Anja-Xiaoxing Cui studied psychology and piano and is now researching human music perception and cognition as an assistant professor (tenure track) at the Department of Musicology at the University of Vienna. She is interested in the underlying central and peripheral physiological mechanisms as well as interactions with psycholinguistic processes and potential applications of music making in the neurological and neurorehabilitative fields.
Copyright Photo: Copyright Universität Wien_derknopfdrücker
Arno Böhler is a habilitated university lecturer at the Department of Philosophy at the University of Vienna and teaches philosophy/aesthetics at the University of Music and Performing Arts Vienna. He is currently Principle Investigator of the research project “Philosophy In The Arts : Arts In Philosophy. Cross-Cultural Research On The Significance Of The Heart in Artistic Research (AR) and Performance Philosophy (PP)”, funded by the Austrian Science Fund (FWF).
He pursues research formats such as Philosophy On Stage, Arts-based-Philosophy and Philosophy as Artistic Research, which have also been tested interculturally in South India since 2016.
Copyright Photo: FWF; AR 255-G21 (PI Arno Böhler)

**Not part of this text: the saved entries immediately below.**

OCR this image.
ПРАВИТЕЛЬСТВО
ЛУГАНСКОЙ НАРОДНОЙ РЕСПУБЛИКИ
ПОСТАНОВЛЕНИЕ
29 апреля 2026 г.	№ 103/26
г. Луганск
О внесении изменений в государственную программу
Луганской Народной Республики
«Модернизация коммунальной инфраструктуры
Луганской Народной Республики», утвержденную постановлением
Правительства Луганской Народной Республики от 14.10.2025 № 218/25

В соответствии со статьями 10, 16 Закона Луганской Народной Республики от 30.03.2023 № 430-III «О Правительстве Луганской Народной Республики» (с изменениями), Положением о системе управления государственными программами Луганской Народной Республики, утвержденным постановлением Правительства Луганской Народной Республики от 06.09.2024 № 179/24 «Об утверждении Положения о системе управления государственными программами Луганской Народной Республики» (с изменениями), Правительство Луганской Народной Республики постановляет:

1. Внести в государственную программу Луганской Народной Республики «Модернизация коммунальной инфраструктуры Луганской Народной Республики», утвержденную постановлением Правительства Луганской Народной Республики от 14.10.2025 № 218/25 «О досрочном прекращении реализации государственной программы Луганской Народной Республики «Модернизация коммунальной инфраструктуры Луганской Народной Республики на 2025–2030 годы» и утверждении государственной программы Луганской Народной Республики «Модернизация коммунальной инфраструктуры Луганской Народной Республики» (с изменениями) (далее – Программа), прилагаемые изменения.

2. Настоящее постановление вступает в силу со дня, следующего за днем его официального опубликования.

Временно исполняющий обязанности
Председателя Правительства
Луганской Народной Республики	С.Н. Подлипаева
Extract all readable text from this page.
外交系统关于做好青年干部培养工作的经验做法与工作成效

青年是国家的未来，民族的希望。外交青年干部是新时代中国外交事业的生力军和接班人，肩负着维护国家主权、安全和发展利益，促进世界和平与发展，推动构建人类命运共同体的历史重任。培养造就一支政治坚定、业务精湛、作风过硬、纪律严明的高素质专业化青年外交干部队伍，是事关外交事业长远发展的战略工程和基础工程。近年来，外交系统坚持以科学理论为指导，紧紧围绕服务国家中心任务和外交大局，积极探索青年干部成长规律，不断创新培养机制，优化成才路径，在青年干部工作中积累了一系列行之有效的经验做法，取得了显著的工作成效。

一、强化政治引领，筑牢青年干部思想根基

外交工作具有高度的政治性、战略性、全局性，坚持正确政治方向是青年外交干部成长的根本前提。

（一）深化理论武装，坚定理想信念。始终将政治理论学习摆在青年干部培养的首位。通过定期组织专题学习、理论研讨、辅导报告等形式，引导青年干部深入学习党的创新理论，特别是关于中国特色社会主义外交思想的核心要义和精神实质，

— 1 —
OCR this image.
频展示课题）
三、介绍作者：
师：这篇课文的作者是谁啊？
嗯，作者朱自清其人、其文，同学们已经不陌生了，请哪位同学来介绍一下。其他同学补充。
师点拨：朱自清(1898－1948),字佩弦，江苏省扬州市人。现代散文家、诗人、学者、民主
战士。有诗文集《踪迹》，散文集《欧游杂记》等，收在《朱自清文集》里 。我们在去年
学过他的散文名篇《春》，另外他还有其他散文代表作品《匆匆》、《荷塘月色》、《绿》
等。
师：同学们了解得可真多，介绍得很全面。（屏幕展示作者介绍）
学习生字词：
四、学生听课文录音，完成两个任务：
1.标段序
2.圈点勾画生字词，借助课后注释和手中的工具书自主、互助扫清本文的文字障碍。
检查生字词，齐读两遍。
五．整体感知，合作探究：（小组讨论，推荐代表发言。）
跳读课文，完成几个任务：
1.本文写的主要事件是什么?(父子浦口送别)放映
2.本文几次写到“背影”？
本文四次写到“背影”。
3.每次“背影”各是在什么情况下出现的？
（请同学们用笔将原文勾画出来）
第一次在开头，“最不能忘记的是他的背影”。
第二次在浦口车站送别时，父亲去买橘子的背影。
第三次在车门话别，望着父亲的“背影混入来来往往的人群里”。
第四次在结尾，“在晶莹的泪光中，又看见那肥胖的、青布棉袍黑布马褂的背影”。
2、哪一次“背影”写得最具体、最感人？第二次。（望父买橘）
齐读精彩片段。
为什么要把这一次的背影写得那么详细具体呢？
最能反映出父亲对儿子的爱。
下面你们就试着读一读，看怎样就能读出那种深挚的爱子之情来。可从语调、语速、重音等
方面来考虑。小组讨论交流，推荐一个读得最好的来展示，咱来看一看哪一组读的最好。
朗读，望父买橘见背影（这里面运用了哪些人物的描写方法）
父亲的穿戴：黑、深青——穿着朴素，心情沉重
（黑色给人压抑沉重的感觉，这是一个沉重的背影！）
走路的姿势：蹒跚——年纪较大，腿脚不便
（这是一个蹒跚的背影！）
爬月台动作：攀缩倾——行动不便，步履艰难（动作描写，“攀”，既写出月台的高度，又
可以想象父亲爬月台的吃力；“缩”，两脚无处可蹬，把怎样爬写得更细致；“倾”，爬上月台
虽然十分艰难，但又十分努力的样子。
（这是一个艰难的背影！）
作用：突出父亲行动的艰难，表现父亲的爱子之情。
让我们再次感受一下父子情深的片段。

Anja Brunner is Assistant Professor of Ethnomusicology at the Department of Folk Music Research and Ethnomusicology at the mdw University of Music and Performing Arts Vienna. Together with Conny Gruber, she is currently leading the research project “Reverse Ethnomusicology: Migrant Musicians as Researchers” (2023-25) at the Music and Minorities Research Center (mdw), funded by the Austrian Science Fund FWF. From 2020 to 2024, she led the FWF-funded project "Syrian Women Musicians: Performance, Networks, Belongings after Migration". Anja Brunner completed her doctorate at the University of Vienna in 2014 with an ethnographic-historical thesis on Bikutsi, a pop music in Cameroon. She was a university assistant for ethnomusicology at the University of Vienna (2010-15) and at the University of Bern (2016-18). From 2016 to 2021 she was Secretary General of IASPM D-A-CH. Her current research interests include intersectional approaches to music and ethnicity/nationality, postcolonial power relations and decolonization, applied music research, and music and migration.